Classic management fault tolerance
Introduction
The NFM-P uses component redundancy to ensure that there is no single point of NFM-P system failure.
Redundant physical network interfaces and points of network entry ensure that there is no single point of failure between the NFM-P system and the managed network. Redundant network paths, for example, in-band and out-of-band management, can help to prevent the isolation of a main server from the network in the event of a routing failure.
When a communication failure is detected between the primary NSP and the NFM-P main/DB server, JMS server, auxiliary server, or auxiliary database, the NspBaseServiceDown alarm is raised against the affected component to provide real-time notification of the fault.
Main server and database redundancy
A redundant NFM-P system consists of a primary main server and primary main database that actively manage the network, and a second main server and database in warm standby mode. The following figure shows a distributed NFM-P system in a redundant deployment.
Figure 8-3: Redundant NFM-P system
Main server redundancy
Main server redundancy is achieved using clustering technology provided by a JBOSS server on each main server. The primary and standby main servers regularly poll each other to monitor availability. Traps from the managed network are always sent to both main servers in order to avoid delays in the event that a main server fails.

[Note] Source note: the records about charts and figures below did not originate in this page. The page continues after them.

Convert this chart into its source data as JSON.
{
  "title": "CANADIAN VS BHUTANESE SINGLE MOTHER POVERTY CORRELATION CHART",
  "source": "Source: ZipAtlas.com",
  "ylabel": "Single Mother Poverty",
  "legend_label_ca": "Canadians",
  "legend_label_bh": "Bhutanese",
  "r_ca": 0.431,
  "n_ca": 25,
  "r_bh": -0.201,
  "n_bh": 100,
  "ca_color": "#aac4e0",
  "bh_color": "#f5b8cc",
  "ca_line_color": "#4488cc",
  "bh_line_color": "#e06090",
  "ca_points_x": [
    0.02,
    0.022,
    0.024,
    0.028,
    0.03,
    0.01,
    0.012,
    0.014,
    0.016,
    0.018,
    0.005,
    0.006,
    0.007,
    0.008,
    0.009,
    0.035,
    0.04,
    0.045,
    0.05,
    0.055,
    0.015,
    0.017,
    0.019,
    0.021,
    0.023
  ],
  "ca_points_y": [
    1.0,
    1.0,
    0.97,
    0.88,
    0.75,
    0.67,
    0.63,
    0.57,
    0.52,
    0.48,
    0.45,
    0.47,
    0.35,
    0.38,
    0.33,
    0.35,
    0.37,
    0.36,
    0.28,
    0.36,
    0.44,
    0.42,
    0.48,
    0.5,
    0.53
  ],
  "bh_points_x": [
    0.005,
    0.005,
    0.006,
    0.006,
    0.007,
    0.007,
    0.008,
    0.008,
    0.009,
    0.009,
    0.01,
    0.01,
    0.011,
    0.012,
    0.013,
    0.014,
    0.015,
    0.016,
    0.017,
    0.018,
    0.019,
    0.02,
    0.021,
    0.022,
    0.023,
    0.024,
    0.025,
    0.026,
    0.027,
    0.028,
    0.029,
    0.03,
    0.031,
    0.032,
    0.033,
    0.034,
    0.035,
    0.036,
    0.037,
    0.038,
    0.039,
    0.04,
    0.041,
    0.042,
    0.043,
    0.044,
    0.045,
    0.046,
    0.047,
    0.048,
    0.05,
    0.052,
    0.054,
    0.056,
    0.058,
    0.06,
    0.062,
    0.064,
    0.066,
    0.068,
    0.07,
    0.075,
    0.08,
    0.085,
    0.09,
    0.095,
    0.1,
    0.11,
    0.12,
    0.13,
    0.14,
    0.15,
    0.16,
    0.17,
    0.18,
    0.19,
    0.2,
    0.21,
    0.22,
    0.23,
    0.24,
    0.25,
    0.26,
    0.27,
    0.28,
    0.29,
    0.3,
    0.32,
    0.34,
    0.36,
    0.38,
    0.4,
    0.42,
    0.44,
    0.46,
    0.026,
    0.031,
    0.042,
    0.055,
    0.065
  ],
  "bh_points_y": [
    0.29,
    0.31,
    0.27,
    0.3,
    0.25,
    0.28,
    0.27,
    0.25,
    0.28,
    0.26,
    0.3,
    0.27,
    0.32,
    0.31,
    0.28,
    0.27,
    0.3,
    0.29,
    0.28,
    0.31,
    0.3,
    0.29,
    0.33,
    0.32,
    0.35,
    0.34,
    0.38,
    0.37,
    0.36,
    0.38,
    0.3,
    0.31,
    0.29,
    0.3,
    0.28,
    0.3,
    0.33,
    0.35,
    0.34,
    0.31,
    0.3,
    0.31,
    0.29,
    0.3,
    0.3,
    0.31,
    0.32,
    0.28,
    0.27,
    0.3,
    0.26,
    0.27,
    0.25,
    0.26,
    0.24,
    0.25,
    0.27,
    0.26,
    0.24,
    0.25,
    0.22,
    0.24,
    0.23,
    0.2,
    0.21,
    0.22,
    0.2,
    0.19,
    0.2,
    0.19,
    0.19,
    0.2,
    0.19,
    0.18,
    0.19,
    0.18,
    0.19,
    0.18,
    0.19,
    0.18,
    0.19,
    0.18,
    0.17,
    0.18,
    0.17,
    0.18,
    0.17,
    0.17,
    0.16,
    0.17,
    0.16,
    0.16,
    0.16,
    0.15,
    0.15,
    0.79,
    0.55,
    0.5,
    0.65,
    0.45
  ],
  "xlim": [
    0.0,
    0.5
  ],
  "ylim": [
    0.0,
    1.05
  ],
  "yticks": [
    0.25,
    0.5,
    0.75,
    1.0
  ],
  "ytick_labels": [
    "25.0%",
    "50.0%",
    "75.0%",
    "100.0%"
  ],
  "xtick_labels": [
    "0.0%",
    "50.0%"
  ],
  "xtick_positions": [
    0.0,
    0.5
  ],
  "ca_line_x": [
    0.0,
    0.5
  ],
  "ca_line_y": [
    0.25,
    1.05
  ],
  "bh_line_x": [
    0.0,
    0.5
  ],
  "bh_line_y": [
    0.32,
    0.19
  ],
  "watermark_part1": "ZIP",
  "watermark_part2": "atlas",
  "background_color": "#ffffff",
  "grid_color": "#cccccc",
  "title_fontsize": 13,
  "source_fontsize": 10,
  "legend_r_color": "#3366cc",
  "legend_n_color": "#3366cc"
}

If the primary server loses visibility of the standby server, it notifies the GUI clients. If the standby server loses visibility of the primary server, the standby server attempts to become the primary server by connecting to the primary database.
Main database redundancy
NFM-P database redundancy uses Oracle Data Guard Replication in real-time apply mode to keep the standby database synchronized with changes in the primary database. The supported fault-recovery operations are database switchovers and database failovers. A switchover is a manual operation that switches the primary and standby database roles. A failover is an automatic operation that forces the standby database to become the primary database when a primary main database failure is detected.
The primary main server regularly polls each main database. If the primary or standby database is unavailable, the main server notifies the GUI clients. If both main servers lose contact with the primary main database, a failover occurs and the standby main database assumes the primary role.
Auxiliary servers and NFM-P redundancy
Auxiliary servers are passively redundant. They do not cause or initiate main server or database redundancy activities, but if a Preferred auxiliary server ceases to respond to requests from the primary main server and a Reserved auxiliary server is available, the main server directs the current and subsequent requests to the Reserved auxiliary server until the Preferred auxiliary server is available.
An auxiliary server communicates only with the current primary server and database. After an NFM-P redundancy activity such as a database failover, the primary main server directs the auxiliary servers to communicate with the current primary component instead of the former primary component.